UMCG combats invisible danger with UV siphons

Special UV siphons from Van Remmen prevent infections in hospitals.

Washing hands after medical procedures, rinsing saliva, nutraceutical drinks, and other nutrient-rich liquids – sinks in hospitals endure a lot. The consequence: a risk of (resistant) bacteria growth in the siphons. That is why the University Medical Center Groningen (UMCG) is investigating the use of special UV disinfection siphons: “Better safe than sorry.”

Siphons as a risk factor

Bacteria can be life-threatening for people with a compromised immune system. It’s no wonder that hospitals have strict hygiene rules and legionella protocols in place. However, sometimes the risks hide in unexpected places, such as siphons under sinks. Hanneke Lestestuiver, Environmental Advisor at UMCG, explains: “When washing hands, flushing out glucose residues from IV bags or nutraceutical drinks, or spitting, a lot of bacteria end up in the siphons. They can multiply in stagnant water and potentially infect patients and staff through aerosols. We suspect that this may have happened in the past.”

The dangers

Siphons provide a favourable environment for bacteria like E. coli, Enterobacter spp., and Citrobacter spp., which can cause various infections. Additionally, there is a risk of spreading resistant bacteria. “If patients are infected with a resistant bacterium and use the sink, the bacteria can multiply in the siphon”, says Lestestuiver: “Moreover, there’s a chance of further contamination. Due to the position of the siphon between the hospital and the sewer system, these pathogens can also spread to the sewer, increasing the risk of widespread dissemination of resistant bacteria.”

UV Disinfection Siphons

UMCG aims to minimize the risks. That’s why they are collaborating with Van Remmen UV Technology to explore the use of specialized UV disinfection siphons. These siphons disinfect flushed fluids using UV-C light. UV lamps break down microbiological contaminants such as fungi and bacteria. Kaspar Groot Kormelinck, RD-Manager at Van Remmen, explains, “UV is ideal for this application. It doesn’t use chemicals, doesn’t cause resistance, and treats both water and the air above it. With this application, you create a robust physical barrier between contamination and the patient. What was once a problem with the siphon has now become a solution.”

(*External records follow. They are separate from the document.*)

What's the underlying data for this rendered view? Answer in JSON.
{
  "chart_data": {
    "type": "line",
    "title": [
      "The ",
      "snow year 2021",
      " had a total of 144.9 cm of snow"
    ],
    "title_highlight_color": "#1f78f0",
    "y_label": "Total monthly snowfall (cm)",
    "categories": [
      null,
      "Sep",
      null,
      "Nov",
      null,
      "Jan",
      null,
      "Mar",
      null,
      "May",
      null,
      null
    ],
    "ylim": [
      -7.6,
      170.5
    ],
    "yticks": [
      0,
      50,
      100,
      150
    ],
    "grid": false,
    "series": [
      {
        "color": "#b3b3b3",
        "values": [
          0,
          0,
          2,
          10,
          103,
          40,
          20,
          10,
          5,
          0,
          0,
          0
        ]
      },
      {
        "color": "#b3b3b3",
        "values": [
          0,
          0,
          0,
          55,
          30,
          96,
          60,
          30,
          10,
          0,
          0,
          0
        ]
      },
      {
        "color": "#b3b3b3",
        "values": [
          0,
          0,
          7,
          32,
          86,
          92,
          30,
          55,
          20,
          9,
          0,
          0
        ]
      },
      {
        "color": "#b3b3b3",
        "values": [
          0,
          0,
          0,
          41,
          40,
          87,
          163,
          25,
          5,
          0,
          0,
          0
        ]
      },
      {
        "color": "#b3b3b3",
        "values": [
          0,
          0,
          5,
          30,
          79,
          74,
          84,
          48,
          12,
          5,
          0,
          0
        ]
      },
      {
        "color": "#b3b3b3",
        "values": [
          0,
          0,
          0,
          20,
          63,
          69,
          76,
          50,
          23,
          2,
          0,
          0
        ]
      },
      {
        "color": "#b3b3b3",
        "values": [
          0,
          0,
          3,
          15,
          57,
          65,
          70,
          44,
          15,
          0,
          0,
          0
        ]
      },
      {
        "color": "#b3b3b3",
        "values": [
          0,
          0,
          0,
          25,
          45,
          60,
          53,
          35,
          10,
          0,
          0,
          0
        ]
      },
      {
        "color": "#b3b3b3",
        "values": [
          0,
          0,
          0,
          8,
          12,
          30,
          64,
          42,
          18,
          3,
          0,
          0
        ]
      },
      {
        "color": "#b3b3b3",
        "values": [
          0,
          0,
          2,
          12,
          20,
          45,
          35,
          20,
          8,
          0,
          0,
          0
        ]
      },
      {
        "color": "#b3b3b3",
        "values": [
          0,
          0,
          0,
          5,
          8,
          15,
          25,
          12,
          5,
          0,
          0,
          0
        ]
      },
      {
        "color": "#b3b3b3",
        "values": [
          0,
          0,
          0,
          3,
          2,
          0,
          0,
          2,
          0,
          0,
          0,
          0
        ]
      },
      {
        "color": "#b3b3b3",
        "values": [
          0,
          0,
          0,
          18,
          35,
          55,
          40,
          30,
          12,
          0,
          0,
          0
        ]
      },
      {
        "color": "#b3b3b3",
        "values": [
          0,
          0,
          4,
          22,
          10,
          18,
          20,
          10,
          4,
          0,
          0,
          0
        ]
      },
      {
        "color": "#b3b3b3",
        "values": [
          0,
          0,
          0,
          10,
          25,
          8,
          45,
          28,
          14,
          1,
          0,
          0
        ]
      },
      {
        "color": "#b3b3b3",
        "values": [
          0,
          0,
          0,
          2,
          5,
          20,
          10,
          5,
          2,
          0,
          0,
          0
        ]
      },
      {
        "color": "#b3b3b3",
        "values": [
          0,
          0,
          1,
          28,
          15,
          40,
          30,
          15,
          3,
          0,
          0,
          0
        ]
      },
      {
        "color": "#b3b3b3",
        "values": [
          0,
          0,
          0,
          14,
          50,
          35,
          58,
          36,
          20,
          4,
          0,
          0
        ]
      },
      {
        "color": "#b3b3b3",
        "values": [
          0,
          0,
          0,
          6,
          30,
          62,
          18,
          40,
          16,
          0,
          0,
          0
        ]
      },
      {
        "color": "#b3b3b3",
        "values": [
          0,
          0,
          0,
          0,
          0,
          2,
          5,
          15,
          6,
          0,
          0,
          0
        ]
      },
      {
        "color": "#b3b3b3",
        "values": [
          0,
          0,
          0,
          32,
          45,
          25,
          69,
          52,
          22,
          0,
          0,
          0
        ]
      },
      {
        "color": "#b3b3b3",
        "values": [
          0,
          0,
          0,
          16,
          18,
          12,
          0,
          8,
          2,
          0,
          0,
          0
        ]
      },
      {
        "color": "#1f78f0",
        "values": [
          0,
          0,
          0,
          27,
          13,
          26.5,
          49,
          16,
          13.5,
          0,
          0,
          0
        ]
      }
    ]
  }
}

Network for Medication Residue in Northern Netherlands

UMCG and Van Remmen UV Technology found each other through the Network for Medication Residue in Water in Northern Netherlands. This interdisciplinary network of 44 members from healthcare, pharmacy, water, and technology sectors collaborates to reduce medication residue and resistance in water in the region. Thanks to funding from the European Regional Development Fund (ERDF/REACT-EU) and the Dutch Ministry of Economic Affairs, granted by SNN, the parties were able to set up the siphon project. The subsidized ERDF project is led by Healthy Ageing Network Northern Netherlands (HANNN).

Safety now and in the future

The UV disinfection siphons provide UMCG with added assurance that the sinks are safe for (vulnerable) patients and staff. However, they also hold broader societal value. “Sinks in hospitals contribute to the fight against Antimicrobial Resistance (AMR)”, says Ton van Remmen, director of Van Remmen UV Technology. “The danger of AMR should not be underestimated. The WHO and other experts observe that more and more bacteria are becoming resistant to antibiotics, making diseases we currently consider harmless potentially deadly again. Measures like this can help reduce those risks.”